Nadalforo made a noise of pure exasperation. “Arilcarion War-Maker is long dead, fool! You know the rest of the Alliance won’t meekly hand the West to Caerthalien!”

“You know that and so do I,” Thoromarth said equitably. “And I promise you, it won’t stop Aramenthiali from turning on Caerthalien.”

“So if Caerthalien follows Vieliessar, Aramenthiali will follow Caerthalien?” Iardalaith asked, sounding faintly disbelieving.

“Of course,” Atholfol said, sounding surprised he was asking. “If they can fight free of Cirandeiron, of course.”

“Not that it matters,” Rithdeliel said. “They’ll easily overtake us.”

“No,” Iardalaith said, “they won’t. Leave that to the Warhunt.”

“Nor do you accompany us,” Vieliessar said to Rithdeliel. “I ride with Stonehorse and a grand-taille of the Warhunt, no more. It must appear to any who watch that you have abandoned me—or I you—in defeat.”

“Yes,” Rithdeliel said thoughtfully, nodding. “You ride south?”

“Where else, when I flee for my life?” Vieliessar said mockingly. “I shall lead them a merry chase through the southern wilderness, and we shall try the impregnability of Lord Nilkaran’s border towers.”

“Then your army rides north,” Rithdeliel answered decisively. “We’re only a half-day’s ride from Nilkaran’s manorial estates. We’ll loot them as we ride.

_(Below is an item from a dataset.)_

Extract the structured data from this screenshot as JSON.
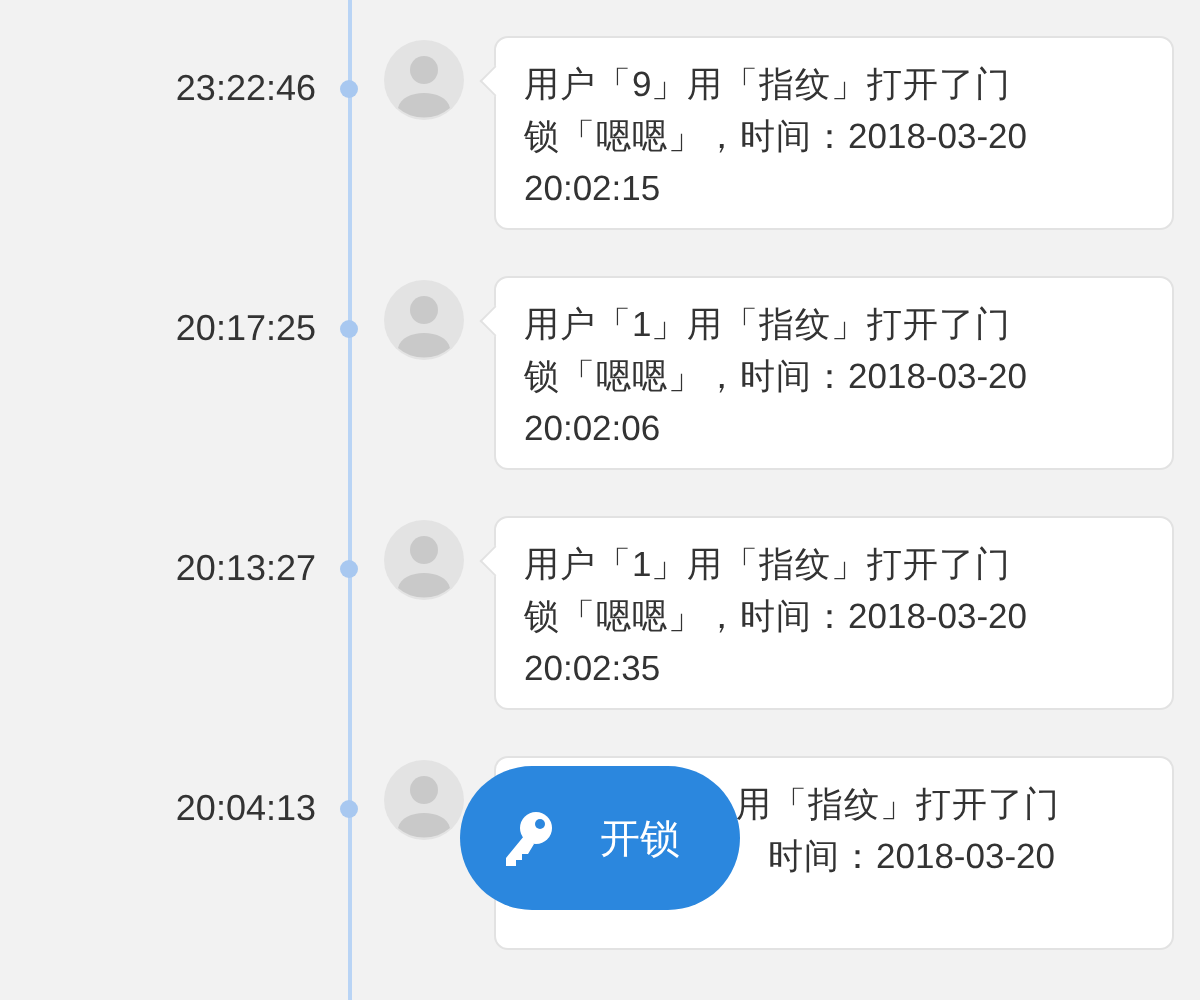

We should reach the Great Keep no later than tomorrow’s sunset. It should be easy enough to take with Nilkaran’s army elsewhere. I hope you won’t object if, in your absence, we devote ourselves to slaughtering our enemies?”

“I’m having a hard time now remembering why I wanted to keep them alive,” Vieliessar answered sourly. She knew that for all Rithdeliel’s light words, taking Jaeglenhend Great Keep would be no easy task.

“The place may be Dispelled, but it’s still solid enough to invest while we parley for our lives.” Thoromarth sounded almost cheerful. “And if the army besieges us, we have a chance to get our possessions back. I lost a good pair of boots with that supply train.”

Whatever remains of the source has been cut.